Portal Site for Russellian in Japan
[From: Mortals and Others, v.1, 1975.］
A number of different sorts of motives lead people to behave otherwise than as their direct impulses would dictate. Of these, religion and morality have received the most attention, but there are others quite as powerful. There is the desire to please superiors, the desire for popularity with equals or inferiors, the desire for notoriety, and the desire to please some one special person. Of each of these many important examples could be given from history. But there is also another motive, which is common and very powerful: namely the wish to resemble some favourite character. Alexander the Great has influenced many important men. In the mind of Julius Caesar he caused despair because Alexander's conquests were completed at an age when Caesar's had scarcely begun. Julian the Apostate, when he was fighting the Persians, won a victory and had the opportunity of an advantageous peace. He refused the Persian offer because Alexander at the same stage had refused a similar offer. Alexander had gone on with the war and been victorious; Julian went on with it and was defeated. When Napoleon went to Egypt, he conceived himself as at the first stage in the conquest of the East: the lure of India drew him on, and he saw himself as Alexander's successor. After Nelson had brought his Egyptian adventure to grief, he was compelled to choose other models, such as Caesar and Charlemagne. He never ceased to dramatise himself in some historic role until in his downfall he was driven to the part of Hannibal. Plutarch's Lives had a profound influence upon Napoleon, as upon many previous prominent men, in providing patterns of behaviour, by following which a man could hope to achieve glory.

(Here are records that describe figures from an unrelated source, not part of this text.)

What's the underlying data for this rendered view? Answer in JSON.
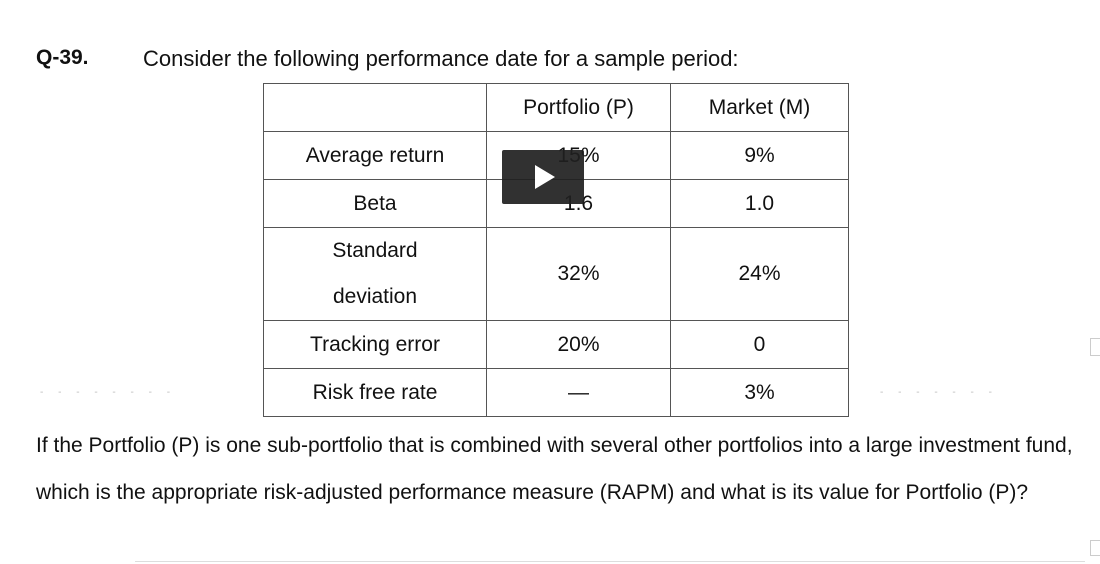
{
  "question": {
    "number": "Q-39.",
    "prompt": "Consider the following performance date for a sample period:"
  },
  "table": {
    "headers": [
      "",
      "Portfolio (P)",
      "Market (M)"
    ],
    "rows": [
      {
        "label": "Average return",
        "portfolio": "15%",
        "market": "9%"
      },
      {
        "label": "Beta",
        "portfolio": "1.6",
        "market": "1.0"
      },
      {
        "label_line1": "Standard",
        "label_line2": "deviation",
        "portfolio": "32%",
        "market": "24%"
      },
      {
        "label": "Tracking error",
        "portfolio": "20%",
        "market": "0"
      },
      {
        "label": "Risk free rate",
        "portfolio": "—",
        "market": "3%"
      }
    ]
  },
  "paragraph": {
    "text": "If the Portfolio (P) is one sub-portfolio that is combined with several other portfolios into a large investment fund, which is the appropriate risk-adjusted performance measure (RAPM) and what is its value for Portfolio (P)?"
  },
  "video": {
    "icon": "play-icon"
  }
}
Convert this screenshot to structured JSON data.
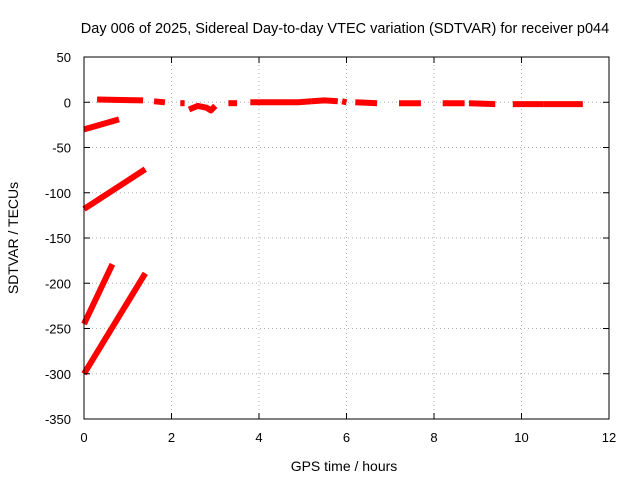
{
  "chart_data": {
    "type": "scatter",
    "title": "Day 006 of 2025, Sidereal Day-to-day VTEC variation (SDTVAR) for receiver p044",
    "xlabel": "GPS time / hours",
    "ylabel": "SDTVAR / TECUs",
    "xlim": [
      0,
      12
    ],
    "ylim": [
      -350,
      50
    ],
    "xticks": [
      0,
      2,
      4,
      6,
      8,
      10,
      12
    ],
    "yticks": [
      50,
      0,
      -50,
      -100,
      -150,
      -200,
      -250,
      -300,
      -350
    ],
    "grid": true,
    "legend": "none",
    "colors": {
      "series": "#ff0000",
      "grid": "#b0b0b0",
      "axis": "#000000"
    },
    "series": [
      {
        "segments": [
          [
            [
              0.3,
              3
            ],
            [
              1.35,
              2
            ]
          ],
          [
            [
              1.6,
              1
            ],
            [
              1.85,
              0
            ]
          ],
          [
            [
              2.2,
              -1
            ],
            [
              2.3,
              -1
            ]
          ],
          [
            [
              2.4,
              -8
            ],
            [
              2.6,
              -4
            ],
            [
              2.8,
              -6
            ],
            [
              2.9,
              -9
            ],
            [
              3.0,
              -4
            ]
          ],
          [
            [
              3.3,
              -1
            ],
            [
              3.5,
              -1
            ]
          ],
          [
            [
              3.8,
              0
            ],
            [
              4.2,
              0
            ],
            [
              4.6,
              0
            ],
            [
              4.9,
              0
            ],
            [
              5.2,
              1
            ]
          ],
          [
            [
              5.2,
              1
            ],
            [
              5.5,
              2
            ],
            [
              5.8,
              1
            ]
          ],
          [
            [
              5.9,
              1
            ],
            [
              6.0,
              0
            ]
          ],
          [
            [
              6.2,
              0
            ],
            [
              6.7,
              -1
            ]
          ],
          [
            [
              7.2,
              -1
            ],
            [
              7.7,
              -1
            ]
          ],
          [
            [
              8.2,
              -1
            ],
            [
              8.7,
              -1
            ]
          ],
          [
            [
              8.8,
              -1
            ],
            [
              9.4,
              -2
            ]
          ],
          [
            [
              9.8,
              -2
            ],
            [
              10.5,
              -2
            ]
          ],
          [
            [
              10.5,
              -2
            ],
            [
              11.4,
              -2
            ]
          ]
        ]
      },
      {
        "segments": [
          [
            [
              0.0,
              -30
            ],
            [
              0.8,
              -19
            ]
          ]
        ]
      },
      {
        "segments": [
          [
            [
              0.0,
              -118
            ],
            [
              1.4,
              -74
            ]
          ]
        ]
      },
      {
        "segments": [
          [
            [
              0.0,
              -245
            ],
            [
              0.65,
              -179
            ]
          ]
        ]
      },
      {
        "segments": [
          [
            [
              0.0,
              -300
            ],
            [
              1.4,
              -189
            ]
          ]
        ]
      }
    ]
  }
}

The imitation of a chosen hero is a powerful incentive, not only in the lives of the great but in the lives of a large proportion of ordinary men; and the imitation of a heroine plays a similar part in the lives of women. The result is often ludicrous and disastrous, especially when the model is not in real life but in romantic fiction. Heroes and heroines on the stage, and still more in the cinema, set too high a standard to the young; it is scarcely to be hoped that life will be so adventurous or so fitted with poetic justice in reality as it is in romance. When young people realise this, their imitation is apt to become confined to a world of imagination, with the result that the vivid part of their life is in daydreams, not in reality. Even disaster is better than such a divorce between emotion and action.
But not much better. Modern young intellectuals in England are apt to model themselves upon Mr Aldous Huxley or one of his characters, with the result that their behaviour becomes unnatural, stilted, and priggish. In a situation where some simple and straightforward action is to be expected, they suddenly remember that in some novel the hero becomes complex and philosophic at the crucial moment; this seems to them 'grand', and they force themselves to do likewise. The result is discomfort and unreality to themselves and all with whom they come in contact.
Another model, mainly though not exclusively feminine, is that of the suffering saint. Who has not known 'good' women who induced others to behave unkindly to them in order to display themselves to themselves as patient and unresisting and noble? The ministering angel is another type of 'good' woman, who, when she is imitating a model, may be very trying, always hoping for misfortunes among her friends in order that she may alleviate them with unerring skill and tact. It seems that imitation of a hero or heroine is not a very satisfactory business. Perhaps, on the whole, it is best to put up with being the person one is.